Le 22 juin 1940, le département de la Vienne est coupé en deux. Poitiers est en zone occupée ; Chauvigny où habite son père est en zone non occupée, ce qui lui permet d’avoir un Ausweis, un laissez-passer. Grâce à ce document, Édith entre en Résistance et fait passer la ligne de démarcation à ses fournisseurs en article de mode, juifs fuyants Paris. Patriote, Édith Augustin refuse l’allégeance au maréchal Pétain. Elle se met au service du réseau Marie-Odile qui cache des prisonniers de guerre français et des aviateurs alliés, et devient agent de liaison. Commerçante le jour, Édith Augustin va devenir de plus en plus active au sein du réseau Alliance, un des rares groupes de résistance dirigée par une femme, Marie-Madeleine Fourcade. Alliance repose sur le noyau familial, Albert Roquet, Eugène et Marie Tillet et Jean Kiffer, agent commercial, qui s’emploient à sécuriser des parachutages, planquer des résistants, mettre en service des radio-émetteurs, … Le réseau Alliance, surnommé « l’Arche de Noé » par les Allemands en raison des pseudonymes attribués à ses agents (girafe, éléphant, tortue, hérisson, …) est traqué par l’armée d’Occupation. C’est un agent double à la botte des nazis qui livrera le réseau Alliance du sud-ouest. Ses membres seront traqués et arrêtés jusqu’au tour d’Édith Augustin le 31 décembre 1943.
Incarcérés à la prison de la Pierre-Levée de Poitiers, Édith, les époux Tillet, son cousin Albert et Jean Kiffer sont ensuite transférés au camp d’internement de Compiègne dans l’Oise.

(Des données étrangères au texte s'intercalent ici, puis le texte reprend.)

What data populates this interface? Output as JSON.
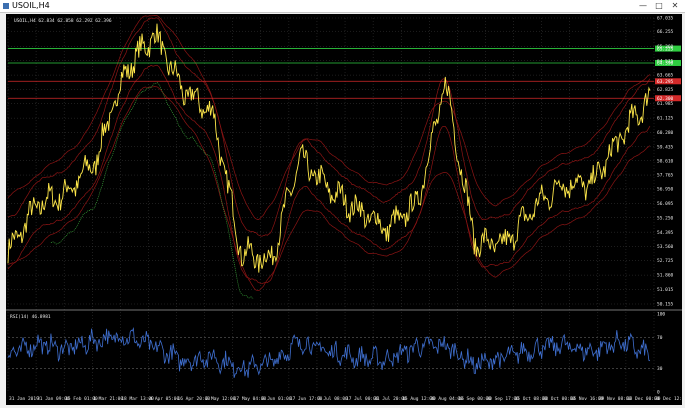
{
  "window": {
    "title": "USOIL,H4",
    "min_glyph": "—",
    "max_glyph": "□",
    "close_glyph": "✕"
  },
  "chart": {
    "info_line": "USOIL,H4 62.834 62.858 62.292 62.396",
    "price_axis": [
      "67.035",
      "66.255",
      "65.360",
      "64.515",
      "63.665",
      "62.825",
      "61.985",
      "61.125",
      "60.280",
      "59.435",
      "58.610",
      "57.765",
      "56.950",
      "56.095",
      "55.250",
      "54.395",
      "53.560",
      "52.725",
      "51.860",
      "51.015",
      "50.155"
    ],
    "price_range": [
      50.155,
      67.035
    ],
    "h_levels": [
      {
        "price": 65.23,
        "label": "65.225",
        "color": "#2ecc40"
      },
      {
        "price": 64.38,
        "label": "64.390",
        "color": "#2ecc40"
      },
      {
        "price": 63.3,
        "label": "63.295",
        "color": "#d42a2a"
      },
      {
        "price": 62.3,
        "label": "62.300",
        "color": "#d42a2a"
      }
    ],
    "time_axis": [
      "31 Jan 2019",
      "31 Jan 09:00",
      "15 Feb 01:00",
      "1 Mar 21:00",
      "18 Mar 13:00",
      "4 Apr 05:00",
      "16 Apr 20:00",
      "2 May 12:00",
      "17 May 04:00",
      "3 Jun 01:00",
      "17 Jun 17:00",
      "2 Jul 08:00",
      "17 Jul 00:00",
      "31 Jul 20:00",
      "15 Aug 12:00",
      "30 Aug 04:00",
      "16 Sep 00:00",
      "30 Sep 17:00",
      "15 Oct 08:00",
      "30 Oct 00:00",
      "15 Nov 16:00",
      "29 Nov 08:00",
      "13 Dec 00:00",
      "30 Dec 12:00"
    ],
    "rsi_label": "RSI(14) 46.8981",
    "rsi_axis": [
      "100",
      "70",
      "30",
      "0"
    ],
    "colors": {
      "background": "#000000",
      "grid": "#4a4a4a",
      "price_line": "#ffe84a",
      "envelope": "#8b1414",
      "green_band": "#3aa83a",
      "rsi_line": "#3f6fd0"
    }
  },
  "chart_data": {
    "type": "line",
    "title": "USOIL,H4",
    "series": [
      {
        "name": "USOIL,H4",
        "x": [
          "31 Jan 2019",
          "15 Feb",
          "1 Mar",
          "18 Mar",
          "4 Apr",
          "16 Apr",
          "2 May",
          "17 May",
          "3 Jun",
          "17 Jun",
          "2 Jul",
          "17 Jul",
          "31 Jul",
          "15 Aug",
          "30 Aug",
          "16 Sep",
          "30 Sep",
          "15 Oct",
          "30 Oct",
          "15 Nov",
          "29 Nov",
          "13 Dec",
          "30 Dec"
        ],
        "values": [
          53.2,
          56.0,
          56.7,
          58.6,
          63.8,
          66.1,
          62.7,
          61.5,
          53.2,
          52.7,
          58.7,
          56.9,
          55.7,
          54.6,
          56.0,
          63.2,
          53.8,
          53.6,
          55.8,
          57.3,
          57.2,
          60.0,
          62.4
        ]
      },
      {
        "name": "RSI(14)",
        "values": [
          48,
          62,
          55,
          66,
          72,
          58,
          40,
          45,
          30,
          38,
          64,
          52,
          44,
          42,
          58,
          60,
          35,
          44,
          55,
          60,
          52,
          65,
          47
        ]
      }
    ],
    "ylim": [
      50.155,
      67.035
    ],
    "rsi_ylim": [
      0,
      100
    ]
  }
}
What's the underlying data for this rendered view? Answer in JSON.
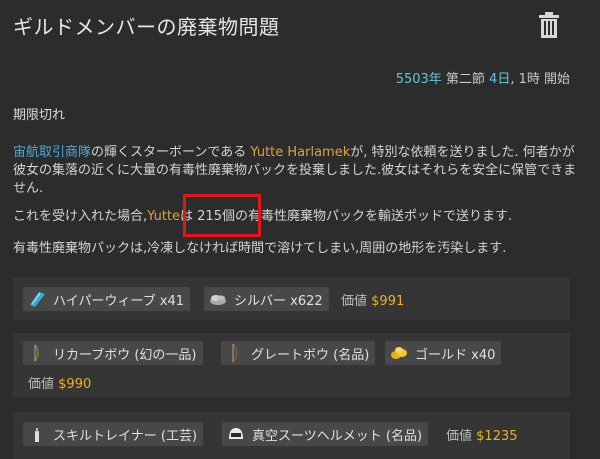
{
  "title": "ギルドメンバーの廃棄物問題",
  "date": {
    "year": "5503年",
    "part1": " 第二節 ",
    "day": "4日",
    "part2": ", 1時 開始"
  },
  "section_title": "期限切れ",
  "para1": {
    "faction": "宙航取引商隊",
    "t1": "の輝くスターボーンである ",
    "person": "Yutte Harlamek",
    "t2": "が, 特別な依頼を送りました. 何者かが彼女の集落の近くに大量の有毒性廃棄物パックを投棄しました.彼女はそれらを安全に保管できません."
  },
  "para2": {
    "t1": "これを受け入れた場合,",
    "person": "Yutte",
    "t2": "は 215個の有毒性廃棄物パックを輸送ポッドで送ります."
  },
  "para3": "有毒性廃棄物パックは,冷凍しなければ時間で溶けてしまい,周囲の地形を汚染します.",
  "value_label": "価値",
  "options": [
    {
      "items": [
        {
          "icon": "hyperweave-icon",
          "label": "ハイパーウィーブ x41"
        },
        {
          "icon": "silver-icon",
          "label": "シルバー x622"
        }
      ],
      "value": "$991"
    },
    {
      "items": [
        {
          "icon": "recurve-bow-icon",
          "label": "リカーブボウ (幻の一品)"
        },
        {
          "icon": "great-bow-icon",
          "label": "グレートボウ (名品)"
        },
        {
          "icon": "gold-icon",
          "label": "ゴールド x40"
        }
      ],
      "value": "$990"
    },
    {
      "items": [
        {
          "icon": "skill-trainer-icon",
          "label": "スキルトレイナー (工芸)"
        },
        {
          "icon": "vacsuit-helmet-icon",
          "label": "真空スーツヘルメット (名品)"
        }
      ],
      "value": "$1235"
    }
  ],
  "colors": {
    "background": "#2c2c2c",
    "faction": "#4fa9da",
    "person": "#d9a441",
    "date_highlight": "#64c3d9",
    "value": "#e6b422",
    "highlight_box": "#e0161c"
  }
}
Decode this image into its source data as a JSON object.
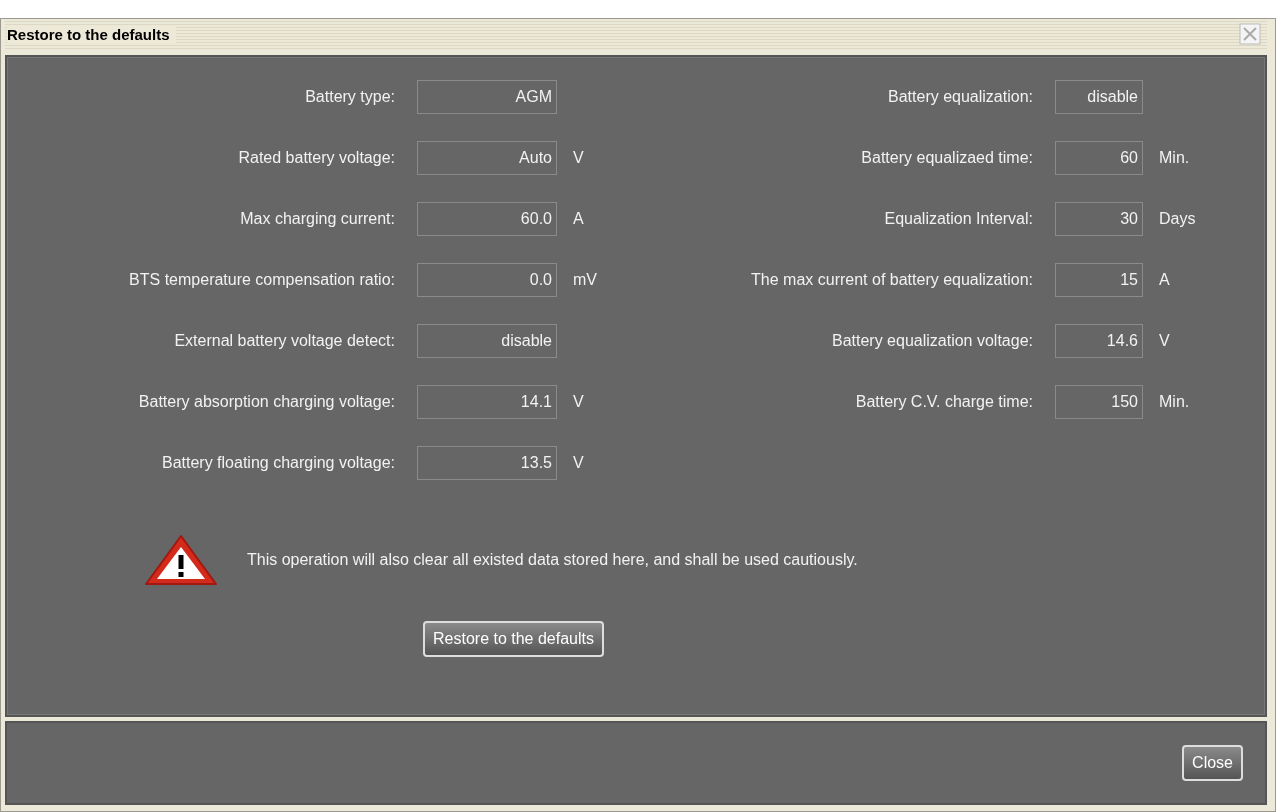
{
  "window": {
    "title": "Restore to the defaults"
  },
  "left_settings": [
    {
      "label": "Battery type:",
      "value": "AGM"
    },
    {
      "label": "Rated battery voltage:",
      "value": "Auto",
      "unit": "V"
    },
    {
      "label": "Max charging current:",
      "value": "60.0",
      "unit": "A"
    },
    {
      "label": "BTS temperature compensation ratio:",
      "value": "0.0",
      "unit": "mV"
    },
    {
      "label": "External battery voltage detect:",
      "value": "disable"
    },
    {
      "label": "Battery absorption charging voltage:",
      "value": "14.1",
      "unit": "V"
    },
    {
      "label": "Battery floating charging voltage:",
      "value": "13.5",
      "unit": "V"
    }
  ],
  "right_settings": [
    {
      "label": "Battery equalization:",
      "value": "disable"
    },
    {
      "label": "Battery equalizaed time:",
      "value": "60",
      "unit": "Min."
    },
    {
      "label": "Equalization Interval:",
      "value": "30",
      "unit": "Days"
    },
    {
      "label": "The max current of battery equalization:",
      "value": "15",
      "unit": "A"
    },
    {
      "label": "Battery equalization voltage:",
      "value": "14.6",
      "unit": "V"
    },
    {
      "label": "Battery C.V. charge time:",
      "value": "150",
      "unit": "Min."
    }
  ],
  "warning": {
    "text": "This operation will also clear all existed data stored here, and shall be used cautiously."
  },
  "restore_button": "Restore to the defaults",
  "close_button": "Close"
}
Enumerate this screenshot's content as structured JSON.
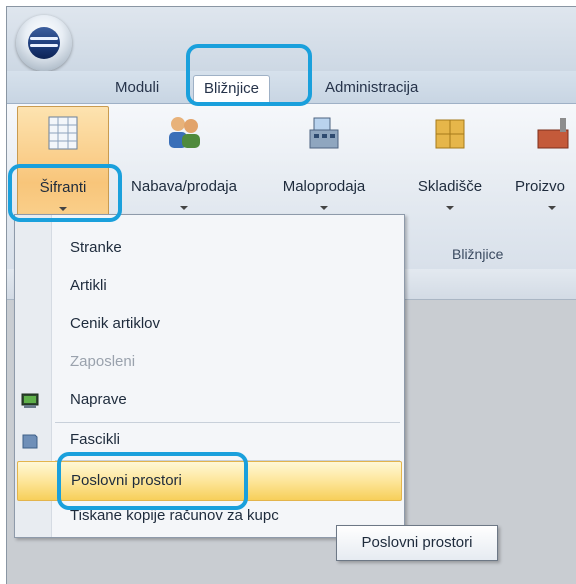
{
  "ribbon_tabs": [
    {
      "label": "Moduli"
    },
    {
      "label": "Bližnjice"
    },
    {
      "label": "Administracija"
    }
  ],
  "ribbon_buttons": [
    {
      "label": "Šifranti",
      "icon": "grid-table-icon"
    },
    {
      "label": "Nabava/prodaja",
      "icon": "people-icon"
    },
    {
      "label": "Maloprodaja",
      "icon": "cash-register-icon"
    },
    {
      "label": "Skladišče",
      "icon": "boxes-icon"
    },
    {
      "label": "Proizvo",
      "icon": "factory-icon"
    }
  ],
  "group_label": "Bližnjice",
  "menu": {
    "items": [
      {
        "label": "Stranke",
        "disabled": false
      },
      {
        "label": "Artikli",
        "disabled": false
      },
      {
        "label": "Cenik artiklov",
        "disabled": false
      },
      {
        "label": "Zaposleni",
        "disabled": true
      },
      {
        "label": "Naprave",
        "disabled": false,
        "icon": "device-icon"
      },
      {
        "label": "Fascikli",
        "disabled": false,
        "icon": "folder-icon"
      },
      {
        "label": "Poslovni prostori",
        "disabled": false,
        "highlighted": true
      },
      {
        "label": "Tiskane kopije računov za kupc",
        "disabled": false
      }
    ]
  },
  "tooltip": "Poslovni prostori",
  "colors": {
    "callout": "#1aa0dc",
    "highlight": "#f7cf5a"
  }
}
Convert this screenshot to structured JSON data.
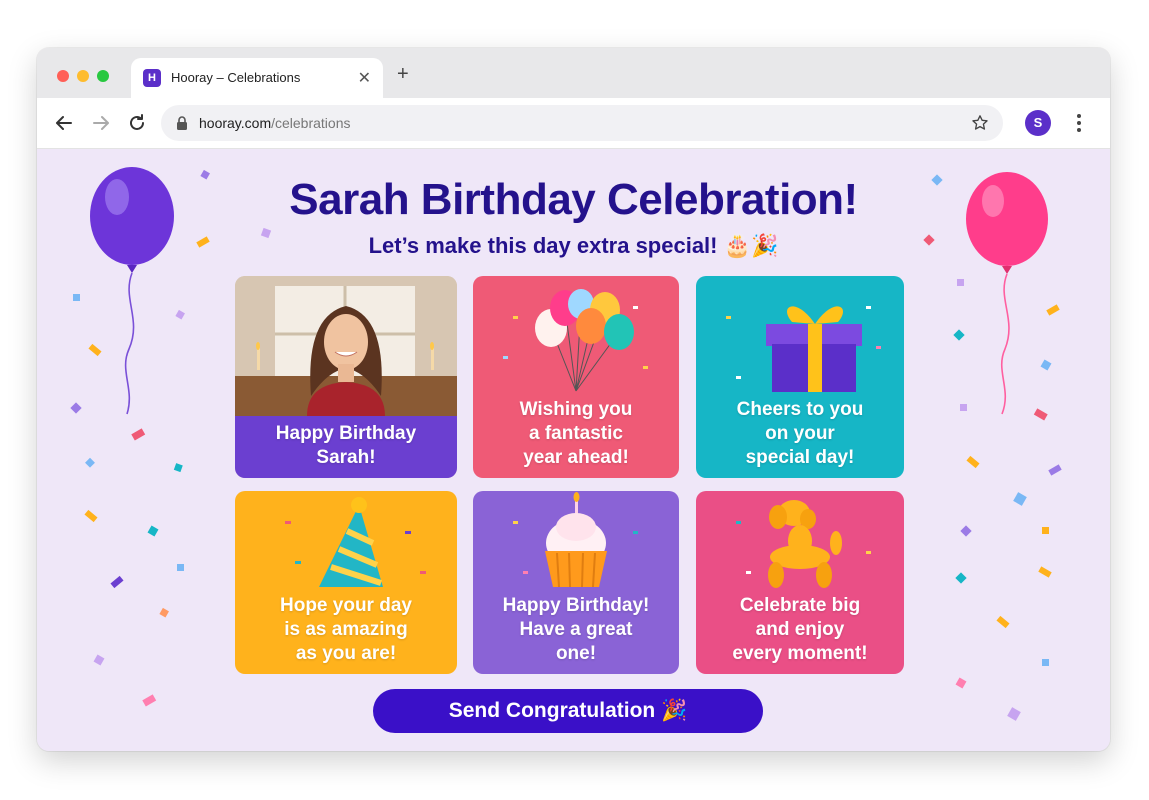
{
  "browser": {
    "tab_title": "Hooray – Celebrations",
    "favicon_letter": "H",
    "url_domain": "hooray.com",
    "url_path": "/celebrations",
    "profile_initial": "S"
  },
  "page": {
    "title": "Sarah Birthday Celebration!",
    "subtitle": "Let’s make this day extra special! 🎂🎉",
    "button_label": "Send Congratulation 🎉"
  },
  "cards": [
    {
      "lines": [
        "Happy Birthday",
        "Sarah!"
      ],
      "color": "#6b3fd0",
      "image": "portrait-photo"
    },
    {
      "lines": [
        "Wishing you",
        "a fantastic",
        "year ahead!"
      ],
      "color": "#ef5a76",
      "image": "balloon-bunch-icon"
    },
    {
      "lines": [
        "Cheers to you",
        "on your",
        "special day!"
      ],
      "color": "#16b6c6",
      "image": "gift-box-icon"
    },
    {
      "lines": [
        "Hope your day",
        "is as amazing",
        "as you are!"
      ],
      "color": "#ffb21c",
      "image": "party-hat-icon"
    },
    {
      "lines": [
        "Happy Birthday!",
        "Have a great",
        "one!"
      ],
      "color": "#8a63d6",
      "image": "cupcake-icon"
    },
    {
      "lines": [
        "Celebrate big",
        "and enjoy",
        "every moment!"
      ],
      "color": "#ea4f86",
      "image": "balloon-dog-icon"
    }
  ],
  "colors": {
    "accent": "#3a10c8",
    "title": "#24128c",
    "page_bg": "#efe7f8",
    "balloon_left": "#6d35d9",
    "balloon_right": "#ff3d8b"
  }
}
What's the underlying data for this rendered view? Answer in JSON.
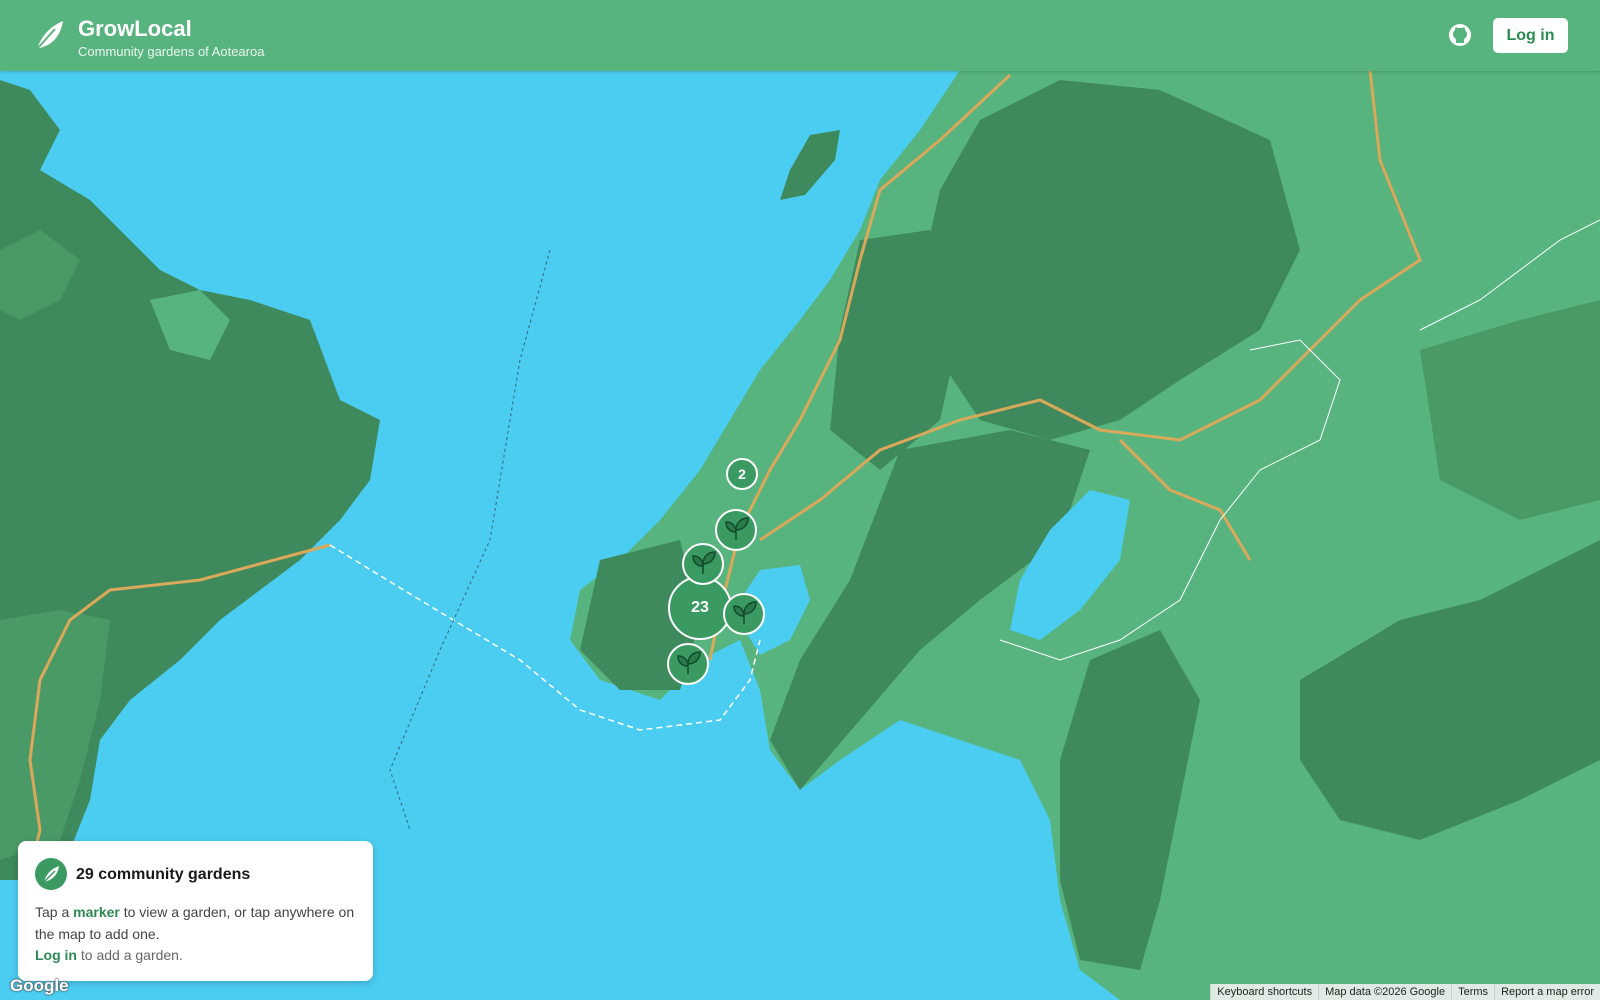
{
  "header": {
    "app_title": "GrowLocal",
    "app_subtitle": "Community gardens of Aotearoa",
    "github_icon": "github-icon",
    "login_label": "Log in"
  },
  "map": {
    "clusters": [
      {
        "count": "2"
      },
      {
        "count": "23"
      }
    ],
    "garden_marker_icon": "seedling-icon",
    "colors": {
      "water": "#4bcdf2",
      "land": "#58b47e",
      "forest": "#3f8a5c",
      "road": "#d9a85a"
    }
  },
  "panel": {
    "title": "29 community gardens",
    "text_prefix": "Tap a",
    "text_link": "marker",
    "text_suffix": "to view a garden, or tap anywhere on the map to add one.",
    "login_link": "Log in",
    "login_suffix": "to add a garden."
  },
  "attribution": {
    "logo": "Google",
    "keyboard": "Keyboard shortcuts",
    "mapdata": "Map data ©2026 Google",
    "terms": "Terms",
    "report": "Report a map error"
  }
}
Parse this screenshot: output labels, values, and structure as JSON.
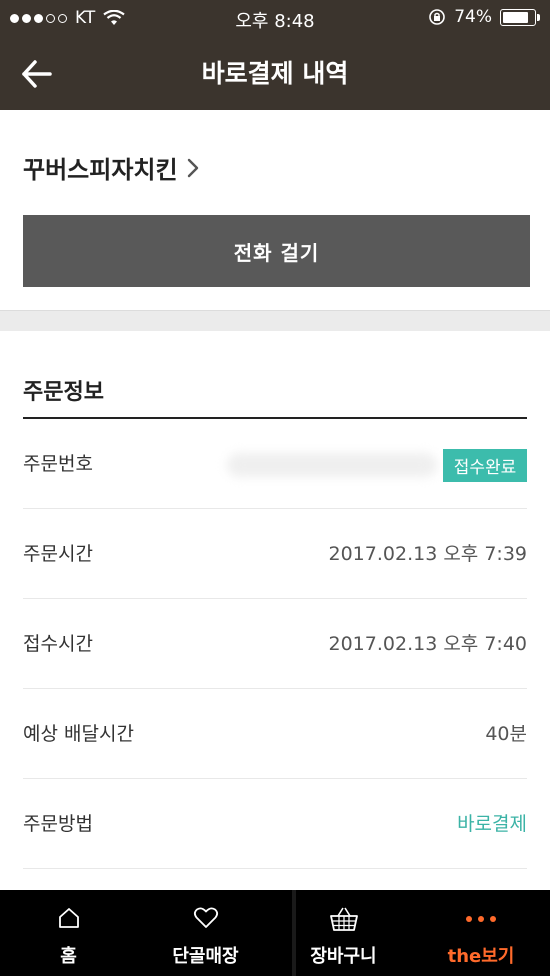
{
  "status_bar": {
    "carrier": "KT",
    "time": "오후 8:48",
    "battery": "74%",
    "battery_level": 0.74
  },
  "header": {
    "title": "바로결제 내역",
    "back_icon": "arrow-left-icon"
  },
  "store": {
    "name": "꾸버스피자치킨",
    "call_button": "전화 걸기"
  },
  "order_info": {
    "title": "주문정보",
    "rows": [
      {
        "label": "주문번호",
        "value": "",
        "badge": "접수완료"
      },
      {
        "label": "주문시간",
        "value": "2017.02.13 오후 7:39"
      },
      {
        "label": "접수시간",
        "value": "2017.02.13 오후 7:40"
      },
      {
        "label": "예상 배달시간",
        "value": "40분"
      },
      {
        "label": "주문방법",
        "value": "바로결제"
      }
    ]
  },
  "tabbar": {
    "items": [
      {
        "label": "홈",
        "icon": "home-icon"
      },
      {
        "label": "단골매장",
        "icon": "heart-icon"
      },
      {
        "label": "장바구니",
        "icon": "basket-icon"
      },
      {
        "label": "the보기",
        "icon": "more-dots-icon",
        "active": true
      }
    ]
  },
  "colors": {
    "header_bg": "#3b342d",
    "call_button_bg": "#595959",
    "accent_teal": "#3cbcac",
    "tab_active": "#ff6a2b"
  }
}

Ils rejoignent les autres membres du réseau Alliance arrêtés sur le territoire français qui sont internés au camp de Schirmeck dans le Bas-Rhin, où arrivera Édith le 1er mai 1944. Ces membres d’Alliance sont étiquetés comme terroristes et reçoivent la dénomination « secret » et « NN » (Nacht und Nebel – Nuit et Brouillard), ce qui les condamne à la mort.
Le 1er septembre 1944, face à l’avancée des Alliés, les 106 prisonniers du réseau Alliance sont conduits au camp du Struthof. Les détenus sont emmenés dans un local, on les oblige à se déshabiller et à se coucher. Ils sont exécutés d’une balle dans la tête et leurs corps sont brûlés dans le four crématoire du camp. Leurs cendres sont ensuite mêlées à celle des ordures dans une fosse.
Ce double hommage confirme l’attachement de la ville de Poitiers à ces grandes Résistantes, puisque qu’un collège porte le nom de France Bloch-Sérazin et une résidence autonomie celui d’Édith Augustin.
La CGT des territoriaux de Poitiers a pu mesurer combien la dénomination d’un lieu peut de nouveau marquer l’histoire, surtout lorsqu’il s’agit de résister face à l’injustice. En effet, suite à la décision de la mairie de Poitiers de fermer cette résidence, une lutte qui s’est traduite par une occupation de 66 jours par les syndiqués et la population du quartier en 2023, s’est terminée de manière victorieuse : un service public portant le nom d’Édith Augustin ne pouvait pas fermer.